A1.1.8 Describe the concept of compression.

• The differences between lossy compression methods and lossless compression methods

• Run-length encoding and transform coding

📚 You can find additional information in the course companion pages 28 to 31

The Big Idea

Compression is a fundamental technique in computer science that reduces the size of data to save storage space or decrease transmission time. It works by removing redundancy, either reversibly or irreversibly, depending on the method used.

Compression is essential in areas such as multimedia (images, audio, video), data transmission, file storage, and archival.

1. What Is Compression?

Compression refers to encoding information using fewer bits than the original representation. The goal is to reduce:

File size (e.g., MB to KB)
Bandwidth usage during transmission
Storage requirements

The output of compression is a compressed file or data stream, which can be decompressed later to reconstruct the original data (either exactly or approximately).

2. Lossless vs. Lossy Compression

2.1 Lossless Compression

Lossless compression allows the exact original data to be reconstructed perfectly after decompression. No information is lost.

Characteristics:

Reversible
Used when data integrity is critical (e.g., text files, executable programs, databases)

Common Methods:

Run-Length Encoding (RLE)
Huffman Coding
Lempel-Ziv (used in ZIP, PNG)

Example:

Original: AAAAABBBCCDAA
Compressed with RLE: 5A3B2C1D2A

2.2 Lossy Compression

Lossy compression removes some data permanently, usually data that is considered redundant or imperceptible to human senses.

Characteristics:

Irreversible
Achieves higher compression ratios
Used in media files (audio, image, video) where perfect accuracy is not required

Common Methods:

Transform Coding (e.g., DCT in JPEG)
Quantization
Psychoacoustic models in MP3

Example:

An image compressed with JPEG might discard color precision or fine details the human eye won’t notice.

3. Run-Length Encoding (RLE) – Lossless

Run-Length Encoding is a simple lossless compression method used when data contains consecutive repeated values (runs).

How it works:

Replace repeated elements with a single value and a count.

Example:

Original binary string: 00000011110000
Compressed: 6×0, 4×1, 4×0 → Represented as (0,6)(1,4)(0,4)

Best for:

Data with long repeated sequences
Simple images (e.g., black-and-white bitmaps)
Text with repeated characters

Limitations:

Inefficient on data with high variability (e.g., random data or noisy signals)
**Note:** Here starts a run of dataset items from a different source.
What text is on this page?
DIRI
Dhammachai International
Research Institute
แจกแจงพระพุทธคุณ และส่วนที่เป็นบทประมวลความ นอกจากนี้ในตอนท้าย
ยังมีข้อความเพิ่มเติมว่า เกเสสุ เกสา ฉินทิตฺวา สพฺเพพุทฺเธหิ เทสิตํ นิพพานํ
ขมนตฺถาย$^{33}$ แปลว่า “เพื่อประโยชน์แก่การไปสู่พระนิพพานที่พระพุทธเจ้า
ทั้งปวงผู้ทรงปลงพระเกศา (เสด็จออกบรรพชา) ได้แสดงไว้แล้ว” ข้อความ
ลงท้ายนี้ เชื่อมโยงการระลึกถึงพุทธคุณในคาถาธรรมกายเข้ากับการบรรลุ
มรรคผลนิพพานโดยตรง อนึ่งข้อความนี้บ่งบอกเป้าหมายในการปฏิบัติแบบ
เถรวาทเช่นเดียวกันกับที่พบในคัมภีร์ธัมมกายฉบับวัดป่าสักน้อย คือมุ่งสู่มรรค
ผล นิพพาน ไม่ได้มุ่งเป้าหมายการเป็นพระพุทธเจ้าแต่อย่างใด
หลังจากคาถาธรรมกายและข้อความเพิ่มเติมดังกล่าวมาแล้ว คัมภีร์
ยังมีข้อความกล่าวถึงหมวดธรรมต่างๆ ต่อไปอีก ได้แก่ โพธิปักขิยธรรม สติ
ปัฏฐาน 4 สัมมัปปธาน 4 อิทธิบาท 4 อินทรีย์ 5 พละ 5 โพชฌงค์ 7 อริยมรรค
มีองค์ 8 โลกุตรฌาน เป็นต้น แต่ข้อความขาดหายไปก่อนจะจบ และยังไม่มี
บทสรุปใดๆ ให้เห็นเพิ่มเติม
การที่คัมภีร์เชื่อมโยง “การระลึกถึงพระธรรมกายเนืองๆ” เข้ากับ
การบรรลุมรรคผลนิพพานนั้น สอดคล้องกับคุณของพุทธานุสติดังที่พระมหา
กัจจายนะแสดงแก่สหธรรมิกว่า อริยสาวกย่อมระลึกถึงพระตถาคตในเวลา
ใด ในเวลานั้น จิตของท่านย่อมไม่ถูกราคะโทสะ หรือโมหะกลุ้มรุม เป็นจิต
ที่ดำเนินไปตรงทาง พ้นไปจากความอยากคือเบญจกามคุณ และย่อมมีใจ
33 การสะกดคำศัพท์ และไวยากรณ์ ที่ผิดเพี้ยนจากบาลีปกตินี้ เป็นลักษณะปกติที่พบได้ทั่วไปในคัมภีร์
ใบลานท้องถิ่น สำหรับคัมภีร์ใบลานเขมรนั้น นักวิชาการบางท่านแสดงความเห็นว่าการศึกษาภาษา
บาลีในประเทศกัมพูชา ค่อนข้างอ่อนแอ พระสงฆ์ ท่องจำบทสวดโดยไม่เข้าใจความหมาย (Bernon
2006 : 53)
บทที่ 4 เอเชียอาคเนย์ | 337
4. Transform Coding – Lossy

Transform coding is the basis of most modern lossy compression algorithms, especially for images and audio.

How it works:

Transform the data from the time/spatial domain to the frequency domain.
- E.g., apply the Discrete Cosine Transform (DCT) in JPEG images.
Quantize the frequency components (round or remove small values).
Encode the quantized values using entropy coding (e.g., Huffman).

Example in JPEG:

An image is divided into 8×8 blocks.
Each block is transformed using DCT to get frequency coefficients.
Coefficients representing fine details (high-frequency) are often quantized to zero.
The result is high compression with acceptable loss of visual quality.

Best for:

Images (JPEG)
Audio (MP3)
Video (MPEG, H.264)

Trade-offs:

Compression ratio vs. perceptual quality
Loss of fine detail and possible visible artifacts

Summary Table

Compression Type	Method	Reversible	Best For	Example Formats
Lossless	Run-Length Encoding	Yes	Text, binary data	PNG, ZIP, FLAC
Lossless	Huffman / LZ	Yes	General files	DEFLATE (ZIP), PNG
Lossy	Transform Coding	No	Images, audio, video	JPEG, MP3, MPEG

Conclusion

Compression is an important tool in managing digital data efficiently. The distinction between lossless and lossy compression determines whether original data can be perfectly reconstructed. Run-Length Encoding offers a simple method for lossless scenarios, while transform coding underpins powerful lossy formats like JPEG and MP3. Understanding when and how to use each method enables better design of storage systems, transmission protocols, and multimedia applications.